Towards the end of September 2022, the U.S. Federal Trade Commission (FTC) released its statement alerting that cybercriminals started contacting their victims to inform them that their information is on sale on the dark web.
Cybersecurity expert at NordVPN, Daniel Markuson, tells Digital Journal this is in actual fact a phishing campaign and cautions users to take careful steps in case they are contacted.
What to do if you receive an email saying that your data is sold on the dark web?
Markuson says that “While the email can definitely sound scary, this is more likely to be a sophisticated phishing attack. Companies are obligated to inform their customers in case company data gets breached, so they warn users if there is a real risk that their data is sold on the dark web. However, when it comes to the dark web, it is better to be safe than sorry and take some extra steps to ensure your safety.”
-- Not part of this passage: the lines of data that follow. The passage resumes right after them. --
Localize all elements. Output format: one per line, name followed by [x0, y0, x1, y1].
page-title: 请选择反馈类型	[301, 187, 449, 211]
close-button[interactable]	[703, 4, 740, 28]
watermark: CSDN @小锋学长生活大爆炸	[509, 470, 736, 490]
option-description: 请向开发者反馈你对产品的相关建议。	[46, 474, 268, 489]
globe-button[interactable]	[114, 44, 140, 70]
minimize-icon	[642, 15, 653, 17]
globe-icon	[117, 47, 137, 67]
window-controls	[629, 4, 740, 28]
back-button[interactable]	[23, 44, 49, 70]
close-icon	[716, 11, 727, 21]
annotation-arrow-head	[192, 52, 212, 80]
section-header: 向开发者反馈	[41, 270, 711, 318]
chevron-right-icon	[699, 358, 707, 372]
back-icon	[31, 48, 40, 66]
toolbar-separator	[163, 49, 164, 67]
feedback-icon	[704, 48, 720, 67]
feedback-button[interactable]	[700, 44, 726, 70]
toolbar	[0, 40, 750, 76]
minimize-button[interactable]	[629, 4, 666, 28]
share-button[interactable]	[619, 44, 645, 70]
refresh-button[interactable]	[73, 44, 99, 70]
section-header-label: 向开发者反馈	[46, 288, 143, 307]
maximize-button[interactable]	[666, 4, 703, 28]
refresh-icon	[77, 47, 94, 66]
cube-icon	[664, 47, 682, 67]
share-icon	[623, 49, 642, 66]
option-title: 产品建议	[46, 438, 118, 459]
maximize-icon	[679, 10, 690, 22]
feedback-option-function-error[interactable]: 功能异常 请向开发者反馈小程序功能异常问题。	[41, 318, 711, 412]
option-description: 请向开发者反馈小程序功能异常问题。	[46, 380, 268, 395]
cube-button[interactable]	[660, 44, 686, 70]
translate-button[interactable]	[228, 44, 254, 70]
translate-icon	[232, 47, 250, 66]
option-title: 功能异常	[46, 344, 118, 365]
He explains that: “Some emails list the stolen information, like all or part of the person’s Social Security number, date of birth, and driver’s license number. The average price for personal information data sets like these on the dark web varies from 8 to 50 USD.”
What should a user do if they receive an email like this?
Markuson answers this with the following advice:
Don’t open any links or attachments in the email.
Markuson says: “most likely, those emails are untrue and are aimed to trick the receiver into disclosing personal information to the scammer. Even if a user doesn’t fill in any forms or reply to a criminal, clicking on a link can result in your device being infected by an info stealer malware, which would then steal all the information stored on the user’s device.”
Change online account passwords.
Markuson advises: “If the user’s data is sold on the dark web, the quickest thing they can do is change the email password. Email accounts often are the weak link in online security because password resets for other accounts go to the email. After changing email passwords, do the same with all the other important digital accounts that you use. Make sure to use long and sophisticated passwords (not shorter than 12 characters) and store them securely in a password manager.”
Check your bank statements.
Markuson cautions: “Hackers can take as little as 6 seconds to brute-force a payment card. Afterward, they can try to use the card themselves or sell it on the dark web. If something in your bank statement seems suspicious, make sure to contact your bank to block or at least freeze your card.”
“The actions you take should depend on what kind of your private information you think could be sold on the dark web. If you think some of your document information (such as passport or driving license number) has been exposed — it is better to contact police to avoid identity theft,” Markuson concludes.